Look, don't treat me like I'm some damn kindergartner who's getting his toys stolen by the school bully. I want something to be done about this, and I want it done now.

(Minnesota accent) Hey there, mister. Now you aren't going to get any kind of help with that attitude. Now the counselor will deal with your problem when she gets here on Tuesday. All right?

This really happened to me in middle school (except for the kindergartener line, that's the great line I thought of as I stewed, waiting on the chair). First the counselor wasn't even there, then she actually wrung her hands with bright-eyed smirk like "well, whatcha gonna do?" Like I was protesting they were all out of chocolate ice cream. And this wasn't the first time, it was the third. Maybe they get a lot of petty squabbles (she stole my hairband, he made it on the football team politics, she stole my boy) that it's all superficial in their eyes. It's superficial to me now, but it wasn't at the time, and I still remember how small this made me feel. I'm actually surprised I protested as I did, but conviction has always been one of my strong suits. This kind of behavior from the adults that are supposed to be helping the kids is inexcusable.
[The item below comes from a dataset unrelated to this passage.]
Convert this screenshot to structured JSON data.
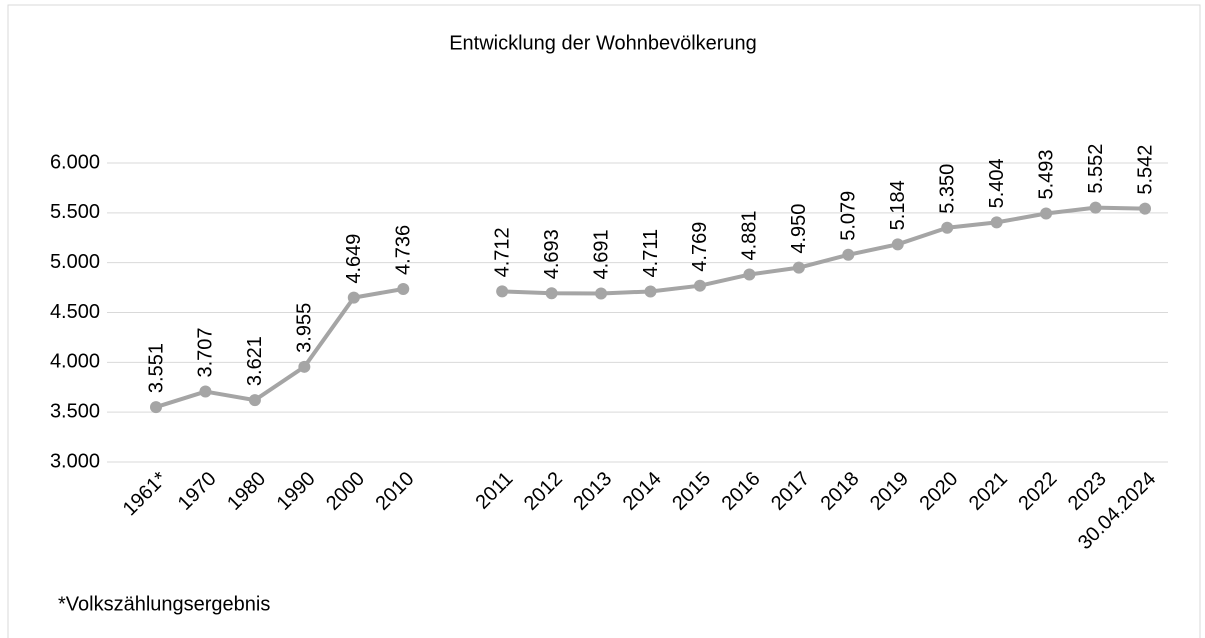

I also remember a time in high school when a similar incident happened to an acquanitance of mine. I say acquaintance, because he was a guy who actually talked to me. To say he took a big risk to his reputation by wishing to be seen talking to me makes him ultimately cool in my eyes, someone to look up to, someone who saw past my weirdness and anti-socialism, and in my zealotry, someone to stand up for. Now, I only know the story from hearsay, but apparently, someone stole a jersey from him. They tried to get the administration to intervene, but they wouldn't and didn't. So eventually, it came to head in a fight in the hallway (much blood). This resulted in the cool kid who liked me getting expelled for the rest of the school year, and being unable to walk during graduation. Something that could have been avoided had the authorities, who are supposed to be authorities and step in, done so.

The problem is kids dont know how to stop it, how to stand up. The current methodologies don't work. Like Seanan McGuire says "Ignoring a bully just makes it more fun to torment you, because then, if they get you to react, they know they've won." It's heartbreaking to try, over and over, to get people to leave you alone. In the movies, the little boy summons up all his courage, has one confrontation where he throws a lucky punch, and it's over. That doesn't happen in the real world.

We need to modify the curriculum (of what class, I'm not sure. Health?) to give people the tools to deal with this in the real world. Duck and cover doesn't work. You need to figure out what to say (and not like the D.A.R.E. program where there are all the "wonderful ways to say no"), run scenarios (real scenarios), and learn the courage to stand up for what's wrong. Whenever I need to be courageous, I think of Link from The Legend of Zelda, the personification of courage and bravery. Everything to lose, nothing to gain, and yet he still went out into the wide world to defeat Ganon because he knew it was right. We can't control the bully, but we can control ourselves.

1 I have never seen Glee, so I may be talking out of my ass.